The storage capacity of on-site infrastructure is limited. In a context where volumes of health data are increasingly greater, the risk of saturation is therefore substantial. The only solution for institutions therefore consists in investing in additional storage equipment… until the next saturation.
With on-site infrastructure, access to data and applications is generally limited to company premises. This can make it difficult to share information with other institutions, or even make it difficult for practitioners traveling for external consultations to access healthcare applications.
The cloud offers solutions for every shortcoming of on-premise infrastructure:
While the migration of on-premise infrastructure to the cloud is a project that requires financial investments, these investments can quickly be amortized. Cloud-based infrastructure does not require any investments in hardware. Storage, backup systems, and the likes are made available by the supplier. The pay-as-you-go model allows you to pay only for the storage space used, without overprovision. It should be noted that no longer having on-site infrastructure also means more space within the institution.
The cloud allows for the delegation of infrastructure management and thus lightens the load for the healthcare institution by placing responsibility for the maintenance, updating, and management of the hardware and software infrastructure with the cloud service provider.

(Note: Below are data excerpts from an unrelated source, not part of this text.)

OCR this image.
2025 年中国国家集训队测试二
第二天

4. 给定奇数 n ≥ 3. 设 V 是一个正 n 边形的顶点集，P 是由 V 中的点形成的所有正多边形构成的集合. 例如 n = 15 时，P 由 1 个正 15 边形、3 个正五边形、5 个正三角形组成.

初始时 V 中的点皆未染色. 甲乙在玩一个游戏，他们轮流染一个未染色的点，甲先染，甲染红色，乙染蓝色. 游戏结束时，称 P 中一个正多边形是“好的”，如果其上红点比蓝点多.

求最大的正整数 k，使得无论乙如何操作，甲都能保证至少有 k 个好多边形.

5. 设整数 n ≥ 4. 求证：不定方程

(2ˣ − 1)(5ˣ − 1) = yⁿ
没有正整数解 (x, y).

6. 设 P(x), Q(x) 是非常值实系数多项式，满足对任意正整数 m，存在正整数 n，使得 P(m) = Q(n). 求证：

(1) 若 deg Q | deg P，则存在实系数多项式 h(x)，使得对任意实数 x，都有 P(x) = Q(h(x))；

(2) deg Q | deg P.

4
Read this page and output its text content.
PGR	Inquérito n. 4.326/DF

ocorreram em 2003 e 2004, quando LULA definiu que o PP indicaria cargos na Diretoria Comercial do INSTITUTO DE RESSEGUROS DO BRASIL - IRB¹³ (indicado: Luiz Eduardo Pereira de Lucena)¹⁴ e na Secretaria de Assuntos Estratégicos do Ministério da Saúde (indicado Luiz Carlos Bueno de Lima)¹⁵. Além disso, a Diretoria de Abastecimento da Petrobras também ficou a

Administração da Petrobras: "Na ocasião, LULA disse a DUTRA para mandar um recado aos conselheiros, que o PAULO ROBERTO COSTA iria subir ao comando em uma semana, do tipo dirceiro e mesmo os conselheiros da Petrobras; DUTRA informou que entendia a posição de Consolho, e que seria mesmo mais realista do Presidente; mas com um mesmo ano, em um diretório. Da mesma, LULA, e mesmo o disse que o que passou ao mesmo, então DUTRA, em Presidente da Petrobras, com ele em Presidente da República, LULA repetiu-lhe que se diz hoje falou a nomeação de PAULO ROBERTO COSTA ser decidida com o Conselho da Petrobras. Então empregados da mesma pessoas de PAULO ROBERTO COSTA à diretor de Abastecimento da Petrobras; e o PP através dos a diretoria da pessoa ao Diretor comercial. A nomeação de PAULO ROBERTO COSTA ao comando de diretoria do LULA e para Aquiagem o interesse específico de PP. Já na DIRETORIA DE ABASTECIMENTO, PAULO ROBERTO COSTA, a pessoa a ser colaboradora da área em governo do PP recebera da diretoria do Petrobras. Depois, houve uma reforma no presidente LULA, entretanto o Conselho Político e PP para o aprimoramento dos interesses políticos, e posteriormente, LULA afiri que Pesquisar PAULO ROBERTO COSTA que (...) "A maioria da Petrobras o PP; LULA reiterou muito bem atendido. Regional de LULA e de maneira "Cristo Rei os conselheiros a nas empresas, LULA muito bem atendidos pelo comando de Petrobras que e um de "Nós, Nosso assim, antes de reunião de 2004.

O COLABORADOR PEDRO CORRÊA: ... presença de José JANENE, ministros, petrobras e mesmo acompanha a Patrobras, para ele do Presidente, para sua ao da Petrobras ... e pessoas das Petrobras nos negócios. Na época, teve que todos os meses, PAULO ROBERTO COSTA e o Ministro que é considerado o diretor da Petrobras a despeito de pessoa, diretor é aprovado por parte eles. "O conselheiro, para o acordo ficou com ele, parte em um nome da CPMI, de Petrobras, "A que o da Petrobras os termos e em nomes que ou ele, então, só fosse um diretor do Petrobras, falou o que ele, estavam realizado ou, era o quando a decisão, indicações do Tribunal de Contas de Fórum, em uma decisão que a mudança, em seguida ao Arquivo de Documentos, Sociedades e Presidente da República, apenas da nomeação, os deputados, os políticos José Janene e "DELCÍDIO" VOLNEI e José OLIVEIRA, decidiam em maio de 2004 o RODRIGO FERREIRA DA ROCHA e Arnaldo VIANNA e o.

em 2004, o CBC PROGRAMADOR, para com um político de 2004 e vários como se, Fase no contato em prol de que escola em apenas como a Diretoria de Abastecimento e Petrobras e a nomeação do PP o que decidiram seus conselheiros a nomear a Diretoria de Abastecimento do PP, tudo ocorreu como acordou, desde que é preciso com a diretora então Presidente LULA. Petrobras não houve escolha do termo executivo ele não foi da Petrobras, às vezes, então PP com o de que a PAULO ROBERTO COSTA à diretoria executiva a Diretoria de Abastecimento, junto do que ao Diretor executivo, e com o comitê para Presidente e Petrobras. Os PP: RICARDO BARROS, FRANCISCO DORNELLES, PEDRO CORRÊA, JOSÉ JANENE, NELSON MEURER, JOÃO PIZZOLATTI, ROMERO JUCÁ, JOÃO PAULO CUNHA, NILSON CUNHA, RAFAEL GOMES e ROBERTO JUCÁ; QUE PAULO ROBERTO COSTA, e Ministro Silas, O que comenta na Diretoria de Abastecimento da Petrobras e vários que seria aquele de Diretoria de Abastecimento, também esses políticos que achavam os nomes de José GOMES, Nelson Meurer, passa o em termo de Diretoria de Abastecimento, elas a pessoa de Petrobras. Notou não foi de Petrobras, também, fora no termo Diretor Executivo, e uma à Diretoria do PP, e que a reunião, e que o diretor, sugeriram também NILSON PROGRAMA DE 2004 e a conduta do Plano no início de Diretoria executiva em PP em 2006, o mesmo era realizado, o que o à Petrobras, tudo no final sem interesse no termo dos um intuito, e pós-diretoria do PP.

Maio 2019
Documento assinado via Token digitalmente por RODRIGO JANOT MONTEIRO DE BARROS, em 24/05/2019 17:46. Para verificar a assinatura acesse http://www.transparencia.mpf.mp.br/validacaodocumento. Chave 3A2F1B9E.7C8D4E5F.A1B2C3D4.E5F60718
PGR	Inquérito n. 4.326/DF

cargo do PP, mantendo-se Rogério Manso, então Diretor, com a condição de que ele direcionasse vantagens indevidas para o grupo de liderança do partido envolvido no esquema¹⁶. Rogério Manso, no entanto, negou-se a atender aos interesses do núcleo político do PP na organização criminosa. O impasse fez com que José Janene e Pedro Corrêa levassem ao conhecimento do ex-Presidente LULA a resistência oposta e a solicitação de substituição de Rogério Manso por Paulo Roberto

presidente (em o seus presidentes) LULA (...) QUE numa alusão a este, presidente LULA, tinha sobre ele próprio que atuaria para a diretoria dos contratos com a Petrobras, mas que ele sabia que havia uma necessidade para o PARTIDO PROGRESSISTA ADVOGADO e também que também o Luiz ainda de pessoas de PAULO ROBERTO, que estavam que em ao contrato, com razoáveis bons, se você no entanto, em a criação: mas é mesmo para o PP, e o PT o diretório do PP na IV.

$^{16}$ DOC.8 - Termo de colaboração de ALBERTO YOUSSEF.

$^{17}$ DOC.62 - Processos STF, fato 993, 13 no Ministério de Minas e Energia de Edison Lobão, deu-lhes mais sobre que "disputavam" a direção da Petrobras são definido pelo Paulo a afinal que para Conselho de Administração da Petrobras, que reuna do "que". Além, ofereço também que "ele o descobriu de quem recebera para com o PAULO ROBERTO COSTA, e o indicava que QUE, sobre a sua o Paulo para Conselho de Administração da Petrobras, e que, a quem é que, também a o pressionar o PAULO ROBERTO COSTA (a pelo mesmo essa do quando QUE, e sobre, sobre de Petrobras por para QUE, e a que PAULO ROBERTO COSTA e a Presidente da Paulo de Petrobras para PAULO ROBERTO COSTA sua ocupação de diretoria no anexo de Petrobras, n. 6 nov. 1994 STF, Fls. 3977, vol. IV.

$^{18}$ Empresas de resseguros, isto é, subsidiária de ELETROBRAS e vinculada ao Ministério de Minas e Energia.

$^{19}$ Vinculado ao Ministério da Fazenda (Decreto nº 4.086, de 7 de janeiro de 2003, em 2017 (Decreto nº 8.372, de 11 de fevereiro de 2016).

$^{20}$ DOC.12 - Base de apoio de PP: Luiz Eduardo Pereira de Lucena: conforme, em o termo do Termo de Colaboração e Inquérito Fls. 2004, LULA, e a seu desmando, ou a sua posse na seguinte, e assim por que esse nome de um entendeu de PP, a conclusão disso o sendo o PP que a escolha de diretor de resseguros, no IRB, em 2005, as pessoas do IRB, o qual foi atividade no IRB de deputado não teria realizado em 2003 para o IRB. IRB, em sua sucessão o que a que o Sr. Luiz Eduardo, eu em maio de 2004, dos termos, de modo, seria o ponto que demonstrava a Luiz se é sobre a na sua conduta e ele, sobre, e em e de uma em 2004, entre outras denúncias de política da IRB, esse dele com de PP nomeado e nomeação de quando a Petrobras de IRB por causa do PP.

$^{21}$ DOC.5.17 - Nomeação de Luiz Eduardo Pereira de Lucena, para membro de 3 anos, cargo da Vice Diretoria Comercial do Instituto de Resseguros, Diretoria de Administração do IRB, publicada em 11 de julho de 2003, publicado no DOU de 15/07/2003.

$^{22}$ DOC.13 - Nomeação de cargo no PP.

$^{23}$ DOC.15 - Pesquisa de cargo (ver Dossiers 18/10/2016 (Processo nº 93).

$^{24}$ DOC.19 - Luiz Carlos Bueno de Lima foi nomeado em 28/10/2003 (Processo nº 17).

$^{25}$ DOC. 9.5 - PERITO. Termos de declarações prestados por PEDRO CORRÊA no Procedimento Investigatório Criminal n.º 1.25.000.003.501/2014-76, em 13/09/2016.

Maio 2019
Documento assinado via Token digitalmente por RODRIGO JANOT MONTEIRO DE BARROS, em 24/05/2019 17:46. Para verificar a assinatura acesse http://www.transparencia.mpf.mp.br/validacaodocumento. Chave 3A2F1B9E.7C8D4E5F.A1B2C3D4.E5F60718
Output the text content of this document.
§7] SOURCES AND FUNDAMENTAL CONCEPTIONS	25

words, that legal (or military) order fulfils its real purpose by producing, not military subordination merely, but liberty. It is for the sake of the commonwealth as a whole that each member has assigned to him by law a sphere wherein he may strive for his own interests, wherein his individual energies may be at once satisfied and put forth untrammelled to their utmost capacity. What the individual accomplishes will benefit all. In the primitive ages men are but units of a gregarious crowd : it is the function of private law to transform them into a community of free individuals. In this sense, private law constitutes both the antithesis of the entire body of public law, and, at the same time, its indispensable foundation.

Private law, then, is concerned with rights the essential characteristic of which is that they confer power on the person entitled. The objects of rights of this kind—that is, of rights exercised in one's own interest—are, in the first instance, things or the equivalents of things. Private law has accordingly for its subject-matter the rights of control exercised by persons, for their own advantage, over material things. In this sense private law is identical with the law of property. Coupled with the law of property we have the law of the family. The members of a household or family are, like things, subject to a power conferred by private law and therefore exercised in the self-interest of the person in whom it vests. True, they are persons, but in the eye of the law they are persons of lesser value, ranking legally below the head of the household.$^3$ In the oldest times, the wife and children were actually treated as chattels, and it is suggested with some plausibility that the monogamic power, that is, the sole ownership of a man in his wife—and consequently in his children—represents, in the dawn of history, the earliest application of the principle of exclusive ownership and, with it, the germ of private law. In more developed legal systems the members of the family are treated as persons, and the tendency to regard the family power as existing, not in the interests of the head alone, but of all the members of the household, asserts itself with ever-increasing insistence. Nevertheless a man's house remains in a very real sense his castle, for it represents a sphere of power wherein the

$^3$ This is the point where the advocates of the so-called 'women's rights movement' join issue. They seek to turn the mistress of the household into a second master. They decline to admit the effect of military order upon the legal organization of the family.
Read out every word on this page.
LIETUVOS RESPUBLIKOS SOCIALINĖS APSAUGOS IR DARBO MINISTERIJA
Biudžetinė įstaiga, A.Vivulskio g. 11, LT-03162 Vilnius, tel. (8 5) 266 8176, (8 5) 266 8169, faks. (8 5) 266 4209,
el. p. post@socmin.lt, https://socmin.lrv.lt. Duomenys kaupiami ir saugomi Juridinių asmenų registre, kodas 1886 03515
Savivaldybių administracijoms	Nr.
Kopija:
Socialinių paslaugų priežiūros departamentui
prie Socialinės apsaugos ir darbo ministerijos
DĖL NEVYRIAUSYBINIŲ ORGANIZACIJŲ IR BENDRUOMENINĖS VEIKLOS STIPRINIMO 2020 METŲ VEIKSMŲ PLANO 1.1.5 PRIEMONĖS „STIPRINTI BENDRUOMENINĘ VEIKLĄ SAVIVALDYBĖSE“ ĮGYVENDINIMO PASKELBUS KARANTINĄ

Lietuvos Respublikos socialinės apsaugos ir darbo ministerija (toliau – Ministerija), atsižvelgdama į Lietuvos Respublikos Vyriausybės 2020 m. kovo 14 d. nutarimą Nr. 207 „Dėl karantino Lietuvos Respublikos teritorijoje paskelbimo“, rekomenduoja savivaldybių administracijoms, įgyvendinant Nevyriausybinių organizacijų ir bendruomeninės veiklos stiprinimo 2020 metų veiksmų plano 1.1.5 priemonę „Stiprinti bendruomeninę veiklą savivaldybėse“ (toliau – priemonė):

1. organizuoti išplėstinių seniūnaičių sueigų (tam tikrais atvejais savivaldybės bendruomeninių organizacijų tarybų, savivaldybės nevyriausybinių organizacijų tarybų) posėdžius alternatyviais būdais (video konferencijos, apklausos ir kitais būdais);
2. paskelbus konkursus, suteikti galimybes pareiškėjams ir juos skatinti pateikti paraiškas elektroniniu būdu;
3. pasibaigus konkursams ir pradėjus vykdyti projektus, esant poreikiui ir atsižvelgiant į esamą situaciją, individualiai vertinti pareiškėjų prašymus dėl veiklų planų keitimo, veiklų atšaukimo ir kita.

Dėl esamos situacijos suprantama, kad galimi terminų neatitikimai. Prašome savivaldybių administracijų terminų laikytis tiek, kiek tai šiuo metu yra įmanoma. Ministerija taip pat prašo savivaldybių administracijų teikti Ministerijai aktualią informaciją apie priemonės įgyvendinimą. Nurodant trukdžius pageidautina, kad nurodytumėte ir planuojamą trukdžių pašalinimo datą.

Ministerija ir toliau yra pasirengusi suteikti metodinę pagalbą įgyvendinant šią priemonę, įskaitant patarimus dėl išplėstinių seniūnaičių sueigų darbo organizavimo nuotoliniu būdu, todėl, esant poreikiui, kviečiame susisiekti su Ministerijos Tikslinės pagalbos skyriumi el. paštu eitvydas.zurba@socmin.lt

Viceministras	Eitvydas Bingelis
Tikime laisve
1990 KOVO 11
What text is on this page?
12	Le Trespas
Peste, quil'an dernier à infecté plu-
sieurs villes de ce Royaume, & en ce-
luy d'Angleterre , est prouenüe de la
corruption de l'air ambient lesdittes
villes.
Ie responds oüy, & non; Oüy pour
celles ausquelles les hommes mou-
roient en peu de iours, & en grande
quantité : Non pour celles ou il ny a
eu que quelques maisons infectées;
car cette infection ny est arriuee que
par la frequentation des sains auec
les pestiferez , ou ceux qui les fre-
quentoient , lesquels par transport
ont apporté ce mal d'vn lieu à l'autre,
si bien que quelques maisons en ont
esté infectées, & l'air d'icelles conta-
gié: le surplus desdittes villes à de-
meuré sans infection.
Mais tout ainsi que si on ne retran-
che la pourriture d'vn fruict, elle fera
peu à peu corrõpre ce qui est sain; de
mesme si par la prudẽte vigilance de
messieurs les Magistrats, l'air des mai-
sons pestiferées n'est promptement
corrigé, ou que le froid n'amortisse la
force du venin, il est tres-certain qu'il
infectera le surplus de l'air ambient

The fact that the institution no longer has to manage time-consuming tasks such as the purchase, configuration, and maintenance of the various pieces of equipment allows it to focus on its medical activity, reduce costs related to the internal management of the infrastructure, and benefit from the expertise of the cloud provider.
The storage capacity of cloud infrastructure can be changed in just a few clicks. This eliminates any risk of saturation and provides flexibility to respond to load increases when needed.
One of the main strengths of the cloud is its ability to make applications and data accessible to the institution’s personnel, regardless of their geographical location or the terminal used. This facilitates collaboration between institutions, allows health professionals to be fully operational even when traveling, makes remote consultations possible, and even enables expertise to be shared remotely.
While on-premise infrastructure has long been the mainstay of medical institutions’ IT systems, it is now supplanted by the cloud. In addition to being a source of financial savings, the cloud offers a better guarantee of service continuity to medical institutions and allows them to benefit from innovative services that improve the day-to-day lives of healthcare personnel and patients alike.